- Directed by: Ivan Kavaleridze
- Written by: Ivan Kavaleridze
- Cinematography: Mykola Topchiy [uk]
- Music by: Pavel Tolstyakov, Andriy Balanchyvadze
- Production company: Ukrainfilm
- Release date: 13 January 1936;
- Running time: 84 minutes
- Country: Soviet Union
- Languages: Russian; Ukrainian;

= Prometheus (1936 film) =

1936 Ukrainian film

Prometheus (Прометей) is a 1936 Soviet war film directed by Ivan Kavaleridze. The film is an adaptation of the 1845 poem The Caucasus by Taras Shevchenko. At the centre of the development of Ukrainian cinema during the 1930s, the film was banned by Soviet censors shortly after its release for "bourgeois nationalist" themes. Since then, it has grown to be considered one of the greatest Ukrainian films ever made, and it is rated 30th on the Dovzhenko Centre's list of 100 greatest Ukrainian films.

== Plot ==
A young man, Ivan, is forcefully mobilised and sent to fight in the Caucasian War as a soldier of the Russian Empire by his landlord, leaving his wife behind. In the Caucasus, Ivas experiences the fierce local resistance to the Russian military, and returns home to launch an uprising against the Russian government.

== Cast ==

- Ivan Tverdokhlib - Ivan
- Polina Tabachnykova-Niatko - Kateryna
- Oleksandr Serdiuk - Svichka Pomishchyk, the colonel
- Ivan Straukh - Zhukov, the merchant
- Hnat Yura - Sydorenko, Svichka's manager
- Natalia Uzhviy - Nastasia Markivna
- Ivan Marianenko - General Ladanskyi
- I. Nekrutenko - Russian gendarmerie
- V. Yershov - Nicholas I of Russia
- Chuta Eristova-Zhgenti - Dadiani princess
- Danylo Antonovych - Gavrilov, the revolutionary
- Shota Nodzadze - Georgian prisoner
- Mykola Nademskyi - Taras Shevchenko

== Production crew ==

- Director - Ivan Kavaleridze
- Screenwriter - Ivan Kavaleridze
- Cinematographer - Mykola Topchiy
- Production designer - Vasyl Krychevskyi
- Composers - Pavel Tolstyakov, Andriy Balanchyvadze

== Release ==
Prometheus completed production in late 1935, and permission was given to Ukrainfilm (now known as Dovzhenko Film Studios) by the State Committee for Cinematography to release it. On 13 January 1936, the film had its first showing in Leningrad. Upon its release, it received mixed reviews, with filmmakers and Soviet state press initially supporting it, and Russian film critics strongly condemning it.

=== Ban ===
Despite early positive reviews in the press, on 13 February 1936, the article "A Crude Scheme Instead of Historical Truth" was published in Pravda, sharply criticising the film. Reportedly, the article was made on the personal orders of Soviet leader Joseph Stalin. The article accused Kavaleridze of several offenses, including formalism, naturalism, bourgeois nationalism. The "manifest failure" of Prometheus, according to M. Koltsov, the article's author, was that, "Instead of the historical truth shown by the means of art, it gives a crude scheme that distorts history."

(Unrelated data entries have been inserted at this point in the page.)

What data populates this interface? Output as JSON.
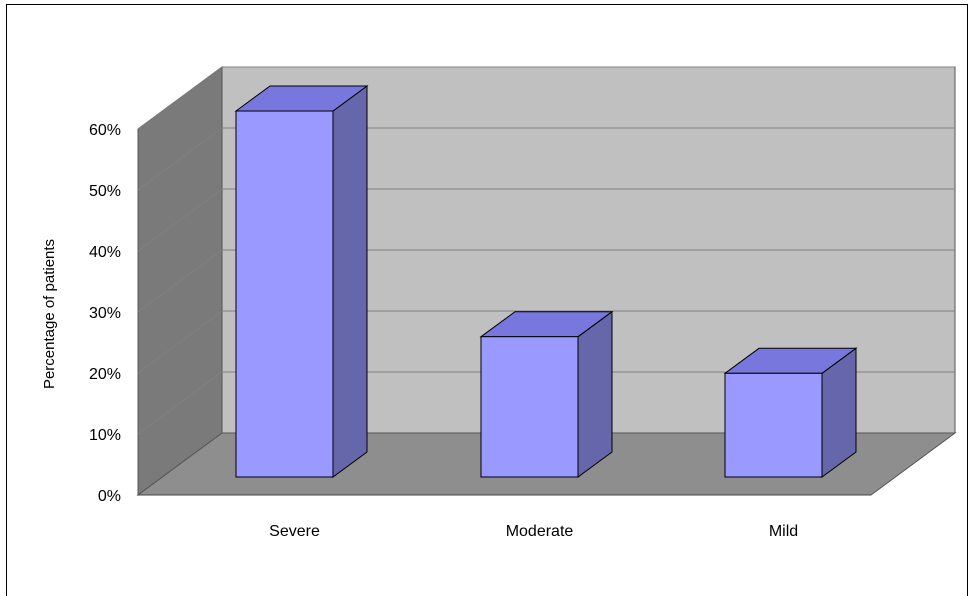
{
  "chart_data": {
    "type": "bar",
    "title": "",
    "xlabel": "",
    "ylabel": "Percentage of patients",
    "categories": [
      "Severe",
      "Moderate",
      "Mild"
    ],
    "values": [
      60,
      23,
      17
    ],
    "ylim": [
      0,
      60
    ],
    "yticks": [
      "0%",
      "10%",
      "20%",
      "30%",
      "40%",
      "50%",
      "60%"
    ],
    "grid": true,
    "legend": "none",
    "style": "3d",
    "colors": {
      "bar_front": "#9999ff",
      "bar_top": "#7777dd",
      "bar_side": "#6666aa",
      "back_wall": "#c0c0c0",
      "side_wall": "#7a7a7a",
      "floor": "#8e8e8e",
      "gridline": "#808080"
    }
  }
}
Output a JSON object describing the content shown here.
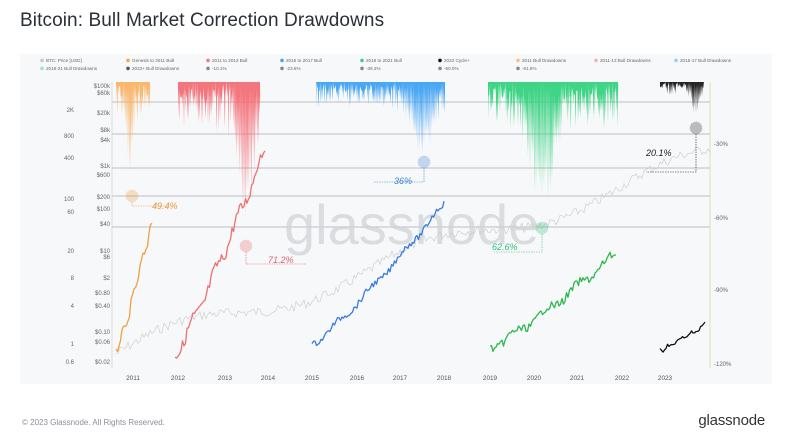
{
  "page": {
    "title": "Bitcoin: Bull Market Correction Drawdowns",
    "copyright": "© 2023 Glassnode. All Rights Reserved.",
    "brand": "glassnode",
    "watermark": "glassnode"
  },
  "chart_data": {
    "type": "line",
    "title": "Bitcoin: Bull Market Correction Drawdowns",
    "legend": [
      {
        "label": "BTC: Price [USD]",
        "color": "#c8c8c8"
      },
      {
        "label": "Genesis to 2011 Bull",
        "color": "#f5a64a"
      },
      {
        "label": "2011 to 2013 Bull",
        "color": "#f07b80"
      },
      {
        "label": "2015 to 2017 Bull",
        "color": "#4aa3ee"
      },
      {
        "label": "2018 to 2021 Bull",
        "color": "#3fcf7f"
      },
      {
        "label": "2022 Cycle+",
        "color": "#111111"
      },
      {
        "label": "2011 Bull Drawdowns",
        "color": "#f5c080"
      },
      {
        "label": "2011-13 Bull Drawdowns",
        "color": "#f4b0b3"
      },
      {
        "label": "2015-17 Bull Drawdowns",
        "color": "#9ccaf5"
      },
      {
        "label": "2018-21 Bull Drawdowns",
        "color": "#9be5bb"
      },
      {
        "label": "2022+ Bull Drawdowns",
        "color": "#555555"
      },
      {
        "label": "-10.1%",
        "color": "#888888"
      },
      {
        "label": "-23.6%",
        "color": "#888888"
      },
      {
        "label": "-38.2%",
        "color": "#888888"
      },
      {
        "label": "-50.0%",
        "color": "#888888"
      },
      {
        "label": "-61.8%",
        "color": "#888888"
      }
    ],
    "y_left_outer": [
      "$100k",
      "$60k",
      "$20k",
      "$8k",
      "$4k",
      "$1k",
      "$600",
      "$200",
      "$100",
      "$40",
      "$10",
      "$6",
      "$2",
      "$0.80",
      "$0.40",
      "$0.10",
      "$0.06",
      "$0.02"
    ],
    "y_left_inner": [
      "2K",
      "800",
      "400",
      "100",
      "60",
      "20",
      "8",
      "4",
      "1",
      "0.6"
    ],
    "y_right": [
      "-30%",
      "-60%",
      "-90%",
      "-120%"
    ],
    "x_ticks": [
      "2011",
      "2012",
      "2013",
      "2014",
      "2015",
      "2016",
      "2017",
      "2018",
      "2019",
      "2020",
      "2021",
      "2022",
      "2023"
    ],
    "annotations": [
      {
        "label": "49.4%",
        "color": "#e8963a"
      },
      {
        "label": "71.2%",
        "color": "#e0636c"
      },
      {
        "label": "36%",
        "color": "#3a7fd0"
      },
      {
        "label": "62.6%",
        "color": "#2fbf7a"
      },
      {
        "label": "20.1%",
        "color": "#222222"
      }
    ],
    "series": [
      {
        "name": "Genesis to 2011 Bull",
        "color": "#f0a040",
        "drawdown_color": "#f7b160",
        "max_drawdown": 49.4
      },
      {
        "name": "2011 to 2013 Bull",
        "color": "#ee6f74",
        "drawdown_color": "#f26a72",
        "max_drawdown": 71.2
      },
      {
        "name": "2015 to 2017 Bull",
        "color": "#3b7be0",
        "drawdown_color": "#3aa0f2",
        "max_drawdown": 36
      },
      {
        "name": "2018 to 2021 Bull",
        "color": "#2cb84a",
        "drawdown_color": "#2fd07c",
        "max_drawdown": 62.6
      },
      {
        "name": "2022 Cycle+",
        "color": "#111111",
        "drawdown_color": "#111111",
        "max_drawdown": 20.1
      }
    ]
  }
}
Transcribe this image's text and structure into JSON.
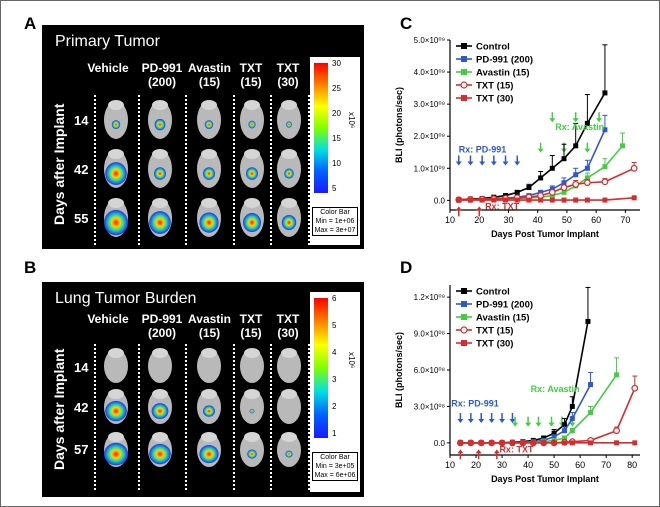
{
  "panels": {
    "A": {
      "letter": "A",
      "title": "Primary Tumor",
      "columns": [
        {
          "name": "Vehicle",
          "dose": ""
        },
        {
          "name": "PD-991",
          "dose": "(200)"
        },
        {
          "name": "Avastin",
          "dose": "(15)"
        },
        {
          "name": "TXT",
          "dose": "(15)"
        },
        {
          "name": "TXT",
          "dose": "(30)"
        }
      ],
      "rows": [
        "14",
        "42",
        "55"
      ],
      "row_axis_label": "Days after Implant",
      "colorbar": {
        "ticks": [
          "30",
          "25",
          "20",
          "15",
          "10",
          "5"
        ],
        "unit": "x10⁶",
        "note_title": "Color Bar",
        "note_min": "Min = 1e+06",
        "note_max": "Max = 3e+07"
      }
    },
    "B": {
      "letter": "B",
      "title": "Lung Tumor Burden",
      "columns": [
        {
          "name": "Vehicle",
          "dose": ""
        },
        {
          "name": "PD-991",
          "dose": "(200)"
        },
        {
          "name": "Avastin",
          "dose": "(15)"
        },
        {
          "name": "TXT",
          "dose": "(15)"
        },
        {
          "name": "TXT",
          "dose": "(30)"
        }
      ],
      "rows": [
        "14",
        "42",
        "57"
      ],
      "row_axis_label": "Days after Implant",
      "colorbar": {
        "ticks": [
          "6",
          "5",
          "4",
          "3",
          "2",
          "1"
        ],
        "unit": "x10⁶",
        "note_title": "Color Bar",
        "note_min": "Min = 3e+05",
        "note_max": "Max = 6e+06"
      }
    }
  },
  "chart_data": [
    {
      "panel": "C",
      "type": "line",
      "xlabel": "Days Post Tumor Implant",
      "ylabel": "BLI (photons/sec)",
      "xlim": [
        10,
        75
      ],
      "ylim": [
        -300000000,
        5000000000
      ],
      "xticks": [
        10,
        20,
        30,
        40,
        50,
        60,
        70
      ],
      "yticks": [
        {
          "v": 0,
          "label": "0.0"
        },
        {
          "v": 1000000000,
          "label": "1.0×10⁰⁹"
        },
        {
          "v": 2000000000,
          "label": "2.0×10⁰⁹"
        },
        {
          "v": 3000000000,
          "label": "3.0×10⁰⁹"
        },
        {
          "v": 4000000000,
          "label": "4.0×10⁰⁹"
        },
        {
          "v": 5000000000,
          "label": "5.0×10⁰⁹"
        }
      ],
      "series": [
        {
          "name": "Control",
          "color": "#000000",
          "marker": "square-filled",
          "x": [
            13,
            17,
            21,
            25,
            29,
            33,
            37,
            41,
            45,
            49,
            53,
            57,
            63
          ],
          "y": [
            20000000,
            40000000,
            60000000,
            100000000,
            150000000,
            250000000,
            400000000,
            700000000,
            1000000000,
            1300000000,
            1700000000,
            2400000000,
            3350000000
          ],
          "err": [
            0,
            0,
            0,
            0,
            0,
            50000000,
            100000000,
            200000000,
            400000000,
            450000000,
            700000000,
            900000000,
            1500000000
          ]
        },
        {
          "name": "PD-991 (200)",
          "color": "#2b57d9",
          "marker": "square-filled",
          "x": [
            13,
            17,
            21,
            25,
            29,
            33,
            37,
            41,
            45,
            49,
            53,
            57,
            63
          ],
          "y": [
            20000000,
            30000000,
            40000000,
            50000000,
            70000000,
            100000000,
            150000000,
            250000000,
            350000000,
            550000000,
            800000000,
            1000000000,
            2200000000
          ],
          "err": [
            0,
            0,
            0,
            0,
            0,
            0,
            30000000,
            50000000,
            100000000,
            150000000,
            200000000,
            250000000,
            450000000
          ]
        },
        {
          "name": "Avastin (15)",
          "color": "#3fcf3f",
          "marker": "square-filled",
          "x": [
            13,
            17,
            21,
            25,
            29,
            33,
            37,
            41,
            45,
            49,
            53,
            57,
            63,
            69
          ],
          "y": [
            10000000,
            20000000,
            30000000,
            40000000,
            50000000,
            60000000,
            70000000,
            100000000,
            150000000,
            250000000,
            450000000,
            700000000,
            1050000000,
            1700000000
          ],
          "err": [
            0,
            0,
            0,
            0,
            0,
            0,
            0,
            20000000,
            30000000,
            50000000,
            100000000,
            150000000,
            250000000,
            400000000
          ]
        },
        {
          "name": "TXT (15)",
          "color": "#d92b2b",
          "marker": "circle-open",
          "x": [
            13,
            17,
            21,
            25,
            29,
            33,
            37,
            41,
            45,
            49,
            53,
            57,
            63,
            73
          ],
          "y": [
            20000000,
            30000000,
            40000000,
            50000000,
            60000000,
            80000000,
            100000000,
            150000000,
            250000000,
            400000000,
            500000000,
            550000000,
            580000000,
            1000000000
          ],
          "err": [
            0,
            0,
            0,
            0,
            0,
            0,
            0,
            30000000,
            50000000,
            100000000,
            120000000,
            100000000,
            100000000,
            180000000
          ]
        },
        {
          "name": "TXT (30)",
          "color": "#d92b2b",
          "marker": "square-filled",
          "x": [
            13,
            17,
            21,
            25,
            29,
            33,
            37,
            41,
            45,
            49,
            53,
            57,
            63,
            73
          ],
          "y": [
            10000000,
            10000000,
            10000000,
            10000000,
            10000000,
            10000000,
            10000000,
            10000000,
            10000000,
            10000000,
            10000000,
            10000000,
            10000000,
            80000000
          ],
          "err": [
            0,
            0,
            0,
            0,
            0,
            0,
            0,
            0,
            0,
            0,
            0,
            0,
            0,
            20000000
          ]
        }
      ],
      "annotations": [
        {
          "text": "Rx: Avastin",
          "color": "#3fcf3f",
          "x": 46,
          "y": 2200000000
        },
        {
          "text": "Rx: PD-991",
          "color": "#2b57d9",
          "x": 13,
          "y": 1500000000
        },
        {
          "text": "Rx: TXT",
          "color": "#d92b2b",
          "x": 22,
          "y": -280000000
        }
      ],
      "arrows": [
        {
          "color": "#2b57d9",
          "dir": "down",
          "x": [
            13,
            17,
            21,
            25,
            29,
            33
          ],
          "y": 1150000000
        },
        {
          "color": "#3fcf3f",
          "dir": "down",
          "x": [
            41,
            45,
            49,
            53,
            57,
            61
          ],
          "y": 1550000000,
          "alt_y": 2500000000
        },
        {
          "color": "#d92b2b",
          "dir": "up",
          "x": [
            13,
            20
          ],
          "y": -250000000
        }
      ]
    },
    {
      "panel": "D",
      "type": "line",
      "xlabel": "Days Post Tumor Implant",
      "ylabel": "BLI (photons/sec)",
      "xlim": [
        10,
        83
      ],
      "ylim": [
        -100000000,
        1300000000
      ],
      "xticks": [
        10,
        20,
        30,
        40,
        50,
        60,
        70,
        80
      ],
      "yticks": [
        {
          "v": 0,
          "label": "0.0"
        },
        {
          "v": 300000000,
          "label": "3.0×10⁰⁸"
        },
        {
          "v": 600000000,
          "label": "6.0×10⁰⁸"
        },
        {
          "v": 900000000,
          "label": "9.0×10⁰⁸"
        },
        {
          "v": 1200000000,
          "label": "1.2×10⁰⁹"
        }
      ],
      "series": [
        {
          "name": "Control",
          "color": "#000000",
          "marker": "square-filled",
          "x": [
            14,
            18,
            22,
            26,
            30,
            34,
            38,
            42,
            46,
            50,
            54,
            57,
            63
          ],
          "y": [
            0,
            0,
            0,
            0,
            0,
            5000000,
            10000000,
            20000000,
            40000000,
            80000000,
            150000000,
            300000000,
            1000000000
          ],
          "err": [
            0,
            0,
            0,
            0,
            0,
            0,
            0,
            0,
            10000000,
            30000000,
            50000000,
            80000000,
            280000000
          ]
        },
        {
          "name": "PD-991 (200)",
          "color": "#2b57d9",
          "marker": "square-filled",
          "x": [
            14,
            18,
            22,
            26,
            30,
            34,
            38,
            42,
            46,
            50,
            54,
            57,
            64
          ],
          "y": [
            0,
            0,
            0,
            0,
            0,
            0,
            5000000,
            10000000,
            20000000,
            50000000,
            100000000,
            200000000,
            480000000
          ],
          "err": [
            0,
            0,
            0,
            0,
            0,
            0,
            0,
            0,
            0,
            10000000,
            30000000,
            50000000,
            100000000
          ]
        },
        {
          "name": "Avastin (15)",
          "color": "#3fcf3f",
          "marker": "square-filled",
          "x": [
            14,
            18,
            22,
            26,
            30,
            34,
            38,
            42,
            46,
            50,
            54,
            57,
            64,
            74
          ],
          "y": [
            0,
            0,
            0,
            0,
            0,
            0,
            0,
            5000000,
            10000000,
            20000000,
            40000000,
            100000000,
            250000000,
            560000000
          ],
          "err": [
            0,
            0,
            0,
            0,
            0,
            0,
            0,
            0,
            0,
            0,
            10000000,
            20000000,
            50000000,
            140000000
          ]
        },
        {
          "name": "TXT (15)",
          "color": "#d92b2b",
          "marker": "circle-open",
          "x": [
            14,
            18,
            22,
            26,
            30,
            34,
            38,
            42,
            46,
            50,
            54,
            57,
            64,
            74,
            81
          ],
          "y": [
            0,
            0,
            0,
            0,
            0,
            0,
            0,
            0,
            0,
            0,
            5000000,
            10000000,
            20000000,
            100000000,
            450000000
          ],
          "err": [
            0,
            0,
            0,
            0,
            0,
            0,
            0,
            0,
            0,
            0,
            0,
            0,
            10000000,
            30000000,
            100000000
          ]
        },
        {
          "name": "TXT (30)",
          "color": "#d92b2b",
          "marker": "square-filled",
          "x": [
            14,
            18,
            22,
            26,
            30,
            34,
            38,
            42,
            46,
            50,
            54,
            57,
            64,
            74,
            81
          ],
          "y": [
            0,
            0,
            0,
            0,
            0,
            0,
            0,
            0,
            0,
            0,
            0,
            0,
            0,
            0,
            0
          ],
          "err": [
            0,
            0,
            0,
            0,
            0,
            0,
            0,
            0,
            0,
            0,
            0,
            0,
            0,
            0,
            0
          ]
        }
      ],
      "annotations": [
        {
          "text": "Rx: Avastin",
          "color": "#3fcf3f",
          "x": 41,
          "y": 420000000
        },
        {
          "text": "Rx: PD-991",
          "color": "#2b57d9",
          "x": 10.5,
          "y": 300000000
        },
        {
          "text": "Rx: TXT",
          "color": "#d92b2b",
          "x": 29,
          "y": -80000000
        }
      ],
      "arrows": [
        {
          "color": "#2b57d9",
          "dir": "down",
          "x": [
            14,
            18,
            22,
            26,
            30,
            34
          ],
          "y": 180000000
        },
        {
          "color": "#3fcf3f",
          "dir": "down",
          "x": [
            35,
            40,
            44,
            49,
            53,
            57
          ],
          "y": 150000000
        },
        {
          "color": "#d92b2b",
          "dir": "up",
          "x": [
            14,
            21,
            28
          ],
          "y": -70000000
        }
      ]
    }
  ],
  "panel_letters": {
    "C": "C",
    "D": "D"
  }
}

Following the release of the article, the film was banned. The Ukrainfilm staff subsequently published an additional article, accepting the criticism. In March 1936, Kavaleridze wrote an article titled "Invaluable Help", in which he promised to "repent" for Prometheus by creating a new film which would take into mind the critiques laid out in Pravda. However, Kavaleridze's promises were poorly received by the newspaper, which noted that he "did not give a detailed critique of his mistakes."

After the film's ban, Kavaleridze was banned from working alongside minors, bringing an end to his Ukrainian Songs on the Screen series (including folk songs sung by youth). He was also barred from directing historical films, and instead only permitted to create operas.